Don’t want to get doxxed?

  • Use a unique screenname for every website you regularly use.
  • Don’t link your main email address to any of them.
  • Don’t link your Facebook profile to any of them.
  • Make sure your passwords are all strong and that your FB privacy settings are set up the way you want them.
  • There are some creeps out there who steal pictures from Facebook and Photobucket. Think hard about any pictures you put online.
  • If you’re really paranoid, you can salt your blog entries, Twitter feed, or comment history with false personal information. “Man, I sure do love being a 6’2 Canadian tutu manufacturer”….(um, less obviously fake than that.)

That said, what Adrian Chen did was journalism. He did not “doxx” Violentacrez—he wrote an article about him and a pretty even-handed one at that. He interviewed the subject and the subjects’ acquaintances. He gathered information from publicly available sources.

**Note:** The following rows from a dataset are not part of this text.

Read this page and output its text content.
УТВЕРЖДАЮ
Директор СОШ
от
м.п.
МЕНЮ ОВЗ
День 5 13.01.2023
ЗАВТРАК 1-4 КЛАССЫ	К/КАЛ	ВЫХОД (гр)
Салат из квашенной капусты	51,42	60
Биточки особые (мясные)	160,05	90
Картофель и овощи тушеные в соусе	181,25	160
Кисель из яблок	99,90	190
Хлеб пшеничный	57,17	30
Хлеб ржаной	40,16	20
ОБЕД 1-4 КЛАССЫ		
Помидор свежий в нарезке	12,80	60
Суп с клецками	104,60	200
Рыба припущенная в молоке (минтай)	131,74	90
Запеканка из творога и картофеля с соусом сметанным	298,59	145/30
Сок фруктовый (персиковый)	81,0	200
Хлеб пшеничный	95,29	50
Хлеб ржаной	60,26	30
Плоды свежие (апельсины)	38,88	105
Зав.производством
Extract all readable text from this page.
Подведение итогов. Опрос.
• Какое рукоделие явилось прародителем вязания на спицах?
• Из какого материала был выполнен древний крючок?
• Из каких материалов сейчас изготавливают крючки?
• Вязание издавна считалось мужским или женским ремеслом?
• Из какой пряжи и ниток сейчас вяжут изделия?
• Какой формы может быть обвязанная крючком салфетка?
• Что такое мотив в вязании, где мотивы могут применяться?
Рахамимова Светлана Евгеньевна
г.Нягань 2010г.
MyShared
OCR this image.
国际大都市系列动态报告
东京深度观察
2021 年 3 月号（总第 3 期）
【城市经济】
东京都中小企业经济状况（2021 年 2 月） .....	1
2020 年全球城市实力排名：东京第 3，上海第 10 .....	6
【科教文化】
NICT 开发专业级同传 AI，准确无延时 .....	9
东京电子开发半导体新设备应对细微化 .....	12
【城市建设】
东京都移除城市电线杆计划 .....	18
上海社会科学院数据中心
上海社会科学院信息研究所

The intention was not to intimidate or harass Michael Brutsch, but to inform the public about the shady side of a very popular website. The article also raised important questions about free speech, privacy, anonymity, and personal responsibility online. Chen also attached his name and reputation to the article—another reason why it is journalism, not doxxing.

So describing the Chen piece on Michael Brutsch as “doxxing” (as many seem to be doing) is inaccurate. The term subtly suggests that Chen was setting Brutsch up to be attacked by a mob with pitchforks. Will Brutsch face negative social consequences for his online activities? Probably. Will he be jailed or lynched? Given that he’s a white man living in a country where the rule of law is strong, I strongly doubt it.

Brutsch is not the victim here. He willingly posted disgusting and inflammatory things online for kicks. He’s not entitled to any pity or sympathy. He was a shitty person for years and it’s finally coming back to bite him in the ass. I find it more pathetic than sad that Brutsch is figuring out at the age of 49 that there are limits even to white/straight/male/cis privilege.

You want to know who the real victims are? All those girls whose Facebook pictures he stole and posted on Reddit for pedophiles to download (including this 14-year-old). All those girls and women who were forced to become porn stars without their knowledge or consent. The families of the dead children (r/deadjailbait) whose pictures he posted online to shock and titillate. The minorities (r/n*ggerjailbait, r/Jewmerica), rape victims (r/rapebait), and violence victims (r/chokeabitch) whose pain he exploited for lulz. Michael Brutsch didn’t give a shit about them, so why should we give a shit about him?

Do you know what upvotes are called on Reddit?

Karma.

Violentacrez apparently had tens of thousands of karma points by the time he deleted his profile. But Michael Brutsch didn’t understand what karma truly is until now.